Second, the book fails to live up to its announced overall objective of offering a historical sociology of social stratification in China. Although Yi discusses several historical sociologists’ work in Chapter 1, the methodology of historical sociology is not integrated into his discussion of Chinese social stratification. Indeed, Yi does not even mention Tilly or Wallerstein’ name in the following chapters. What we read in these chapters is basically an archival study and essentially descriptive account, largely resorting to various China Statistical Yearbooks. Aside from being the first systematic analysis of Chinese social stratification from a historical perspective, there is no sign of contribution to historical sociology as a general field of study. The whole book is based on secondary data, but it is often confusing where the data are from. The book is full of assertions without disclosing the sources, while most of these assertions have been made before.

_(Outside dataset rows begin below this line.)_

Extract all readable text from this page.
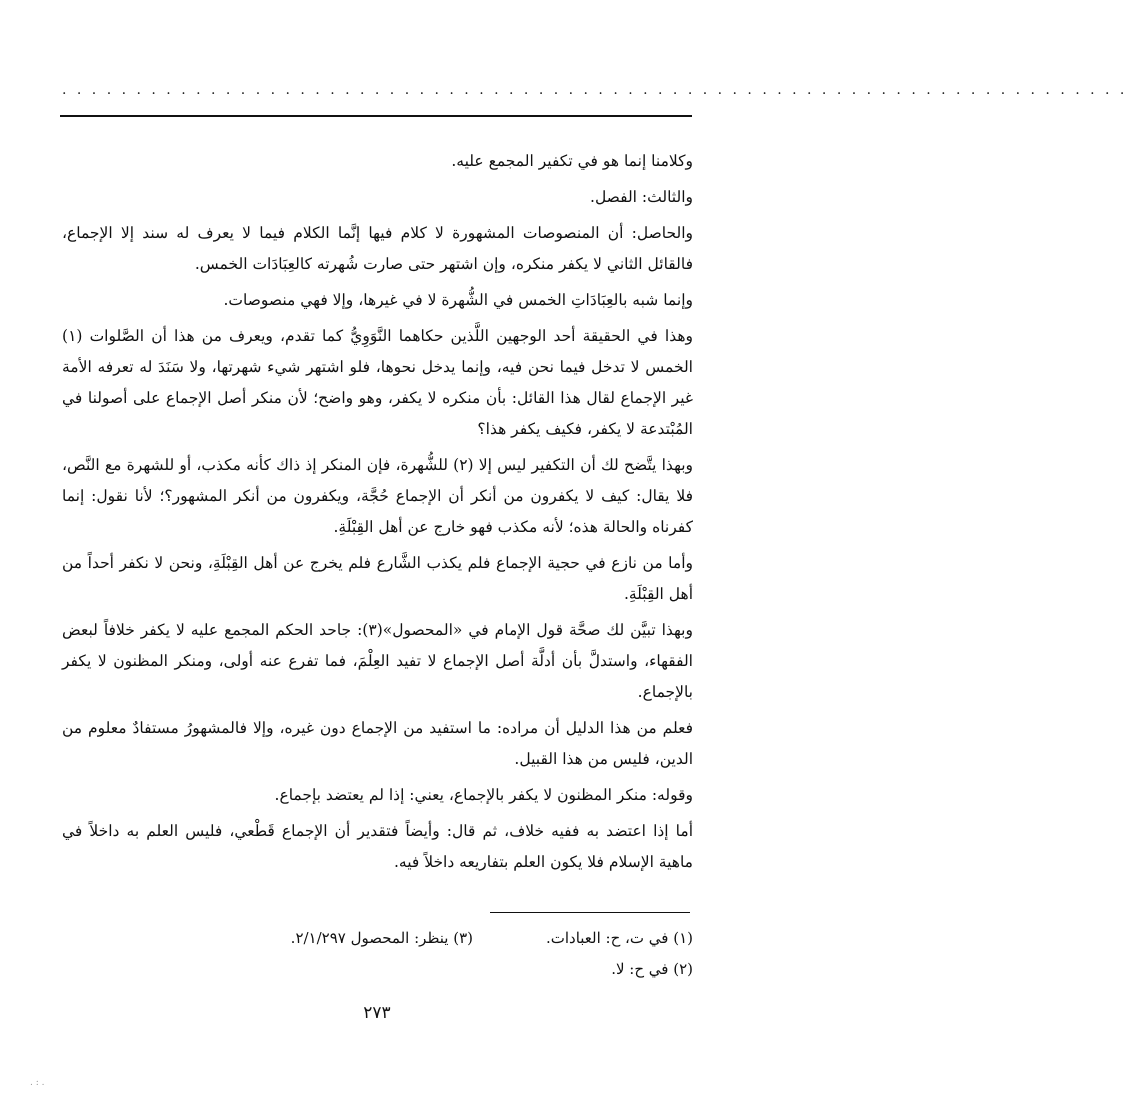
. . . . . . . . . . . . . . . . . . . . . . . . . . . . . . . . . . . . . . . . . . . . . . . . . . . . . . . . . . . . . . . . . . . . . . . .

وكلامنا إنما هو في تكفير المجمع عليه.

والثالث: الفصل.

والحاصل: أن المنصوصات المشهورة لا كلام فيها إنَّما الكلام فيما لا يعرف له سند إلا الإجماع، فالقائل الثاني لا يكفر منكره، وإن اشتهر حتى صارت شُهرته كالعِبَادَات الخمس.

وإنما شبه بالعِبَادَاتِ الخمس في الشُّهرة لا في غيرها، وإلا فهي منصوصات.

وهذا في الحقيقة أحد الوجهين اللَّذين حكاهما النَّوَوِيُّ كما تقدم، ويعرف من هذا أن الصَّلوات (١) الخمس لا تدخل فيما نحن فيه، وإنما يدخل نحوها، فلو اشتهر شيء شهرتها، ولا سَنَدَ له تعرفه الأمة غير الإجماع لقال هذا القائل: بأن منكره لا يكفر، وهو واضح؛ لأن منكر أصل الإجماع على أصولنا في المُبْتدعة لا يكفر، فكيف يكفر هذا؟

وبهذا يتَّضح لك أن التكفير ليس إلا (٢) للشُّهرة، فإن المنكر إذ ذاك كأنه مكذب، أو للشهرة مع النَّص، فلا يقال: كيف لا يكفرون من أنكر أن الإجماع حُجَّة، ويكفرون من أنكر المشهور؟؛ لأنا نقول: إنما كفرناه والحالة هذه؛ لأنه مكذب فهو خارج عن أهل القِبْلَةِ.

وأما من نازع في حجية الإجماع فلم يكذب الشَّارع فلم يخرج عن أهل القِبْلَةِ، ونحن لا نكفر أحداً من أهل القِبْلَةِ.

وبهذا تبيَّن لك صحَّة قول الإمام في «المحصول»(٣): جاحد الحكم المجمع عليه لا يكفر خلافاً لبعض الفقهاء، واستدلَّ بأن أدلَّة أصل الإجماع لا تفيد العِلْمَ، فما تفرع عنه أولى، ومنكر المظنون لا يكفر بالإجماع.

فعلم من هذا الدليل أن مراده: ما استفيد من الإجماع دون غيره، وإلا فالمشهورُ مستفادٌ معلوم من الدين، فليس من هذا القبيل.

وقوله: منكر المظنون لا يكفر بالإجماع، يعني: إذا لم يعتضد بإجماع.

أما إذا اعتضد به ففيه خلاف، ثم قال: وأيضاً فتقدير أن الإجماع قَطْعي، فليس العلم به داخلاً في ماهية الإسلام فلا يكون العلم بتفاريعه داخلاً فيه.

(١) في ت، ح: العبادات.
(٣) ينظر: المحصول ٢/١/٢٩٧.
(٢) في ح: لا.
٢٧٣
. : .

Third, as stated in the introductory chapter, the book’s “major objective is to build an empirical model of Chinese social stratification.”(1) Yi [End Page 2194] appears to be very confident about his model, as he names it “Li Yi Model” throughout the book. The model states that “from 1959 to 1979 Chinese social stratification took on a clear-cut, three-class structure” (55, Figure 3-1), with cadres on the top, workers in the middle and peasants on the bottom of the social and economic scale, and by 2005, a large number of the peasants had become peasant workers, while non-state sectors, particularly a capitalist class, had quickly emerged (Figure 8-1). The model, however, is almost common knowledge and no new insights are offered here. What is more, Yi fails to provide a theoretical mechanism accounting for this structural change.

It should be clarified that a truly historical approach to Chinese social stratification will be wholeheartedly applauded. While systematic studies are still meager, there indeed are some great books on social stratification in post-1949 China and China’s economic and political history. Xueguang Zhou’s The State and the Life Chances in Urban China (2004) and R. Bin Wong’s China Transformed (1997) are two examples in the two categories respectively. I hope this book will herald a new intellectual enterprise.